Incorporated non-profits like Jubilee Fund are membership-driven organizations. Structurally our members are the ultimate authority, as is the case with any member-driven body.
Members use that authority to elect Directors and Directors use their member-derived authority to manage the corporation. They do this sometimes by acting as a working board volunteering to enact the operational requirements of the organization alongside other volunteers.
Often directors will hire an Executive Director or CEO to act on their behalf operationally, empowered to hire additional staff who report to the Executive Director while the Executive Director or CEO reports directly to the board while they take on more of a governing board rule focused on vision and strategy.

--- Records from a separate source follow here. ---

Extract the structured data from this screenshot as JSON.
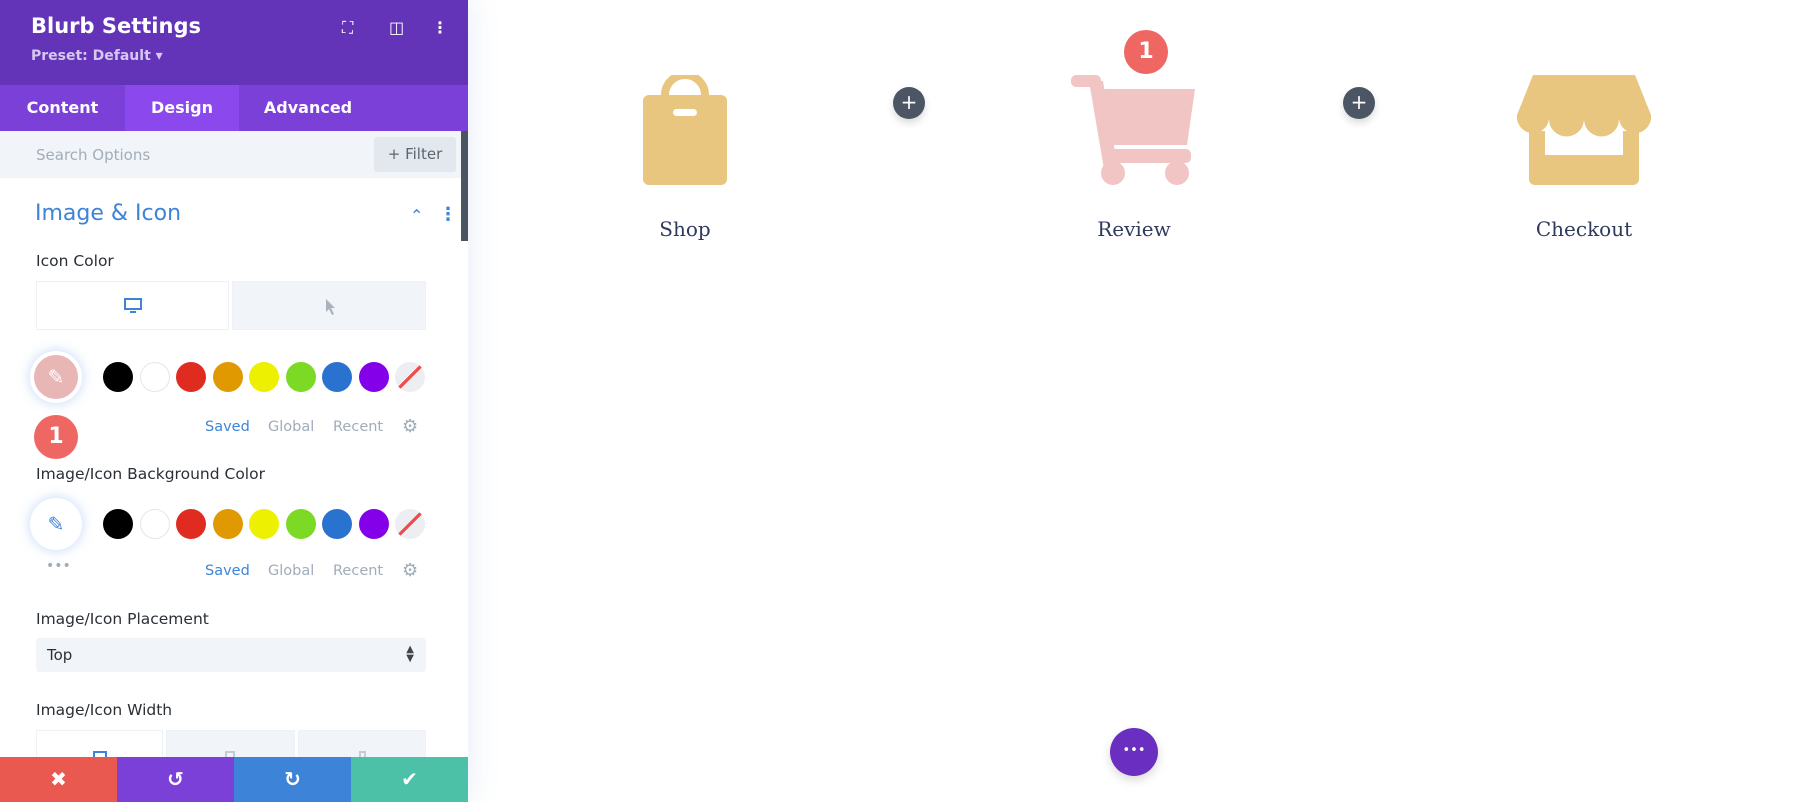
{
  "panel": {
    "title": "Blurb Settings",
    "preset": "Preset: Default ▾",
    "tabs": [
      {
        "label": "Content"
      },
      {
        "label": "Design",
        "active": true
      },
      {
        "label": "Advanced"
      }
    ],
    "search_placeholder": "Search Options",
    "filter_label": "+ Filter",
    "section_title": "Image & Icon",
    "icon_color": {
      "label": "Icon Color",
      "value": "#e8b7b5",
      "links": [
        "Saved",
        "Global",
        "Recent"
      ]
    },
    "bg_color": {
      "label": "Image/Icon Background Color",
      "links": [
        "Saved",
        "Global",
        "Recent"
      ]
    },
    "swatches": [
      "#000000",
      "#ffffff",
      "#e02b20",
      "#e09900",
      "#edf000",
      "#7cda24",
      "#2a72d0",
      "#8300e9",
      "transparent"
    ],
    "placement": {
      "label": "Image/Icon Placement",
      "value": "Top"
    },
    "width_label": "Image/Icon Width",
    "badge": "1",
    "footer": {
      "colors": [
        "#e9594f",
        "#7b40d8",
        "#3d84d8",
        "#4cc1a8"
      ]
    }
  },
  "canvas": {
    "badge": "1",
    "items": [
      {
        "label": "Shop",
        "icon": "shopping-bag-icon",
        "color": "#e8c67f"
      },
      {
        "label": "Review",
        "icon": "shopping-cart-icon",
        "color": "#f2c5c5"
      },
      {
        "label": "Checkout",
        "icon": "store-icon",
        "color": "#e8c67f"
      }
    ],
    "add_label": "+",
    "more_label": "•••"
  },
  "colors": {
    "accent": "#7b40d8",
    "header": "#6434b8",
    "link": "#3d84d8",
    "badge": "#ef6762"
  }
}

Why am I telling you all of this? To emphasize the point that non-profits like Jubilee Fund are ultimately in the hands of its membership. While staff, volunteers and board members are critical to success it is the members of a non-profit who steer the ship.
This is the value and privilege of membership – the opportunity to contribute to the direction of a worthwhile vision like alleviating poverty for example. Members exercise that privilege most directly through active participation in an AGM by attending and voting.

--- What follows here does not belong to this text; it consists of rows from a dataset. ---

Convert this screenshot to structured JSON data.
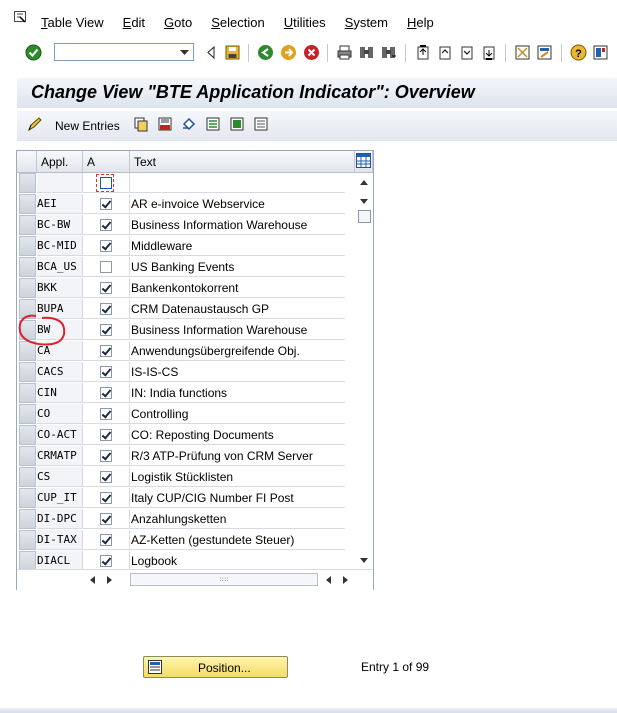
{
  "menu": {
    "items": [
      "Table View",
      "Edit",
      "Goto",
      "Selection",
      "Utilities",
      "System",
      "Help"
    ]
  },
  "toolbar": {
    "command_value": ""
  },
  "screen": {
    "title": "Change View \"BTE Application Indicator\": Overview"
  },
  "app_toolbar": {
    "new_entries_label": "New Entries"
  },
  "table": {
    "columns": [
      "Appl.",
      "A",
      "Text"
    ],
    "rows": [
      {
        "appl": "AEI",
        "active": true,
        "text": "AR e-invoice Webservice"
      },
      {
        "appl": "BC-BW",
        "active": true,
        "text": "Business Information Warehouse"
      },
      {
        "appl": "BC-MID",
        "active": true,
        "text": "Middleware"
      },
      {
        "appl": "BCA_US",
        "active": false,
        "text": "US Banking Events"
      },
      {
        "appl": "BKK",
        "active": true,
        "text": "Bankenkontokorrent"
      },
      {
        "appl": "BUPA",
        "active": true,
        "text": "CRM Datenaustausch GP"
      },
      {
        "appl": "BW",
        "active": true,
        "text": "Business Information Warehouse"
      },
      {
        "appl": "CA",
        "active": true,
        "text": "Anwendungsübergreifende Obj."
      },
      {
        "appl": "CACS",
        "active": true,
        "text": "IS-IS-CS"
      },
      {
        "appl": "CIN",
        "active": true,
        "text": "IN: India functions"
      },
      {
        "appl": "CO",
        "active": true,
        "text": "Controlling"
      },
      {
        "appl": "CO-ACT",
        "active": true,
        "text": "CO: Reposting Documents"
      },
      {
        "appl": "CRMATP",
        "active": true,
        "text": "R/3 ATP-Prüfung von CRM Server"
      },
      {
        "appl": "CS",
        "active": true,
        "text": "Logistik Stücklisten"
      },
      {
        "appl": "CUP_IT",
        "active": true,
        "text": "Italy CUP/CIG Number FI Post"
      },
      {
        "appl": "DI-DPC",
        "active": true,
        "text": "Anzahlungsketten"
      },
      {
        "appl": "DI-TAX",
        "active": true,
        "text": "AZ-Ketten (gestundete Steuer)"
      },
      {
        "appl": "DIACL",
        "active": true,
        "text": "Logbook"
      }
    ]
  },
  "footer": {
    "position_label": "Position...",
    "entry_info": "Entry 1 of 99"
  },
  "colors": {
    "annotation": "#e0202a",
    "title_bg": "#dde4ee",
    "position_button": "#f4dc63"
  }
}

Members can also contribute through stepping up as a Director or other volunteer position as well.
A key sign of a healthy non-profit is a healthy membership. A membership that is communicated to and feels heard. A membership that does not fear getting involved and even offering constructive criticism at times.
An unhealthy non-profit acts to control membership levels, sometimes keeping levels low and ensuring the member’s voice is stifled or lost and drowned out by staff and directors.
When this happens the organization folds in on itself and seeks vision and direction from those that are supposed to serve the vision of the membership. It gets things backwards and this often results in conflict, high turnover rates amongst board and staff and a confused approach to mission as it is pulled in multiple directions.
Ultimately a non-profit like Jubilee Fund serves best when it roots itself in the member’s vision and executes that vision on their behalf. When this happens the non-profit thrives, members see a difference being made, and, most importantly, the impact on the community is greatest.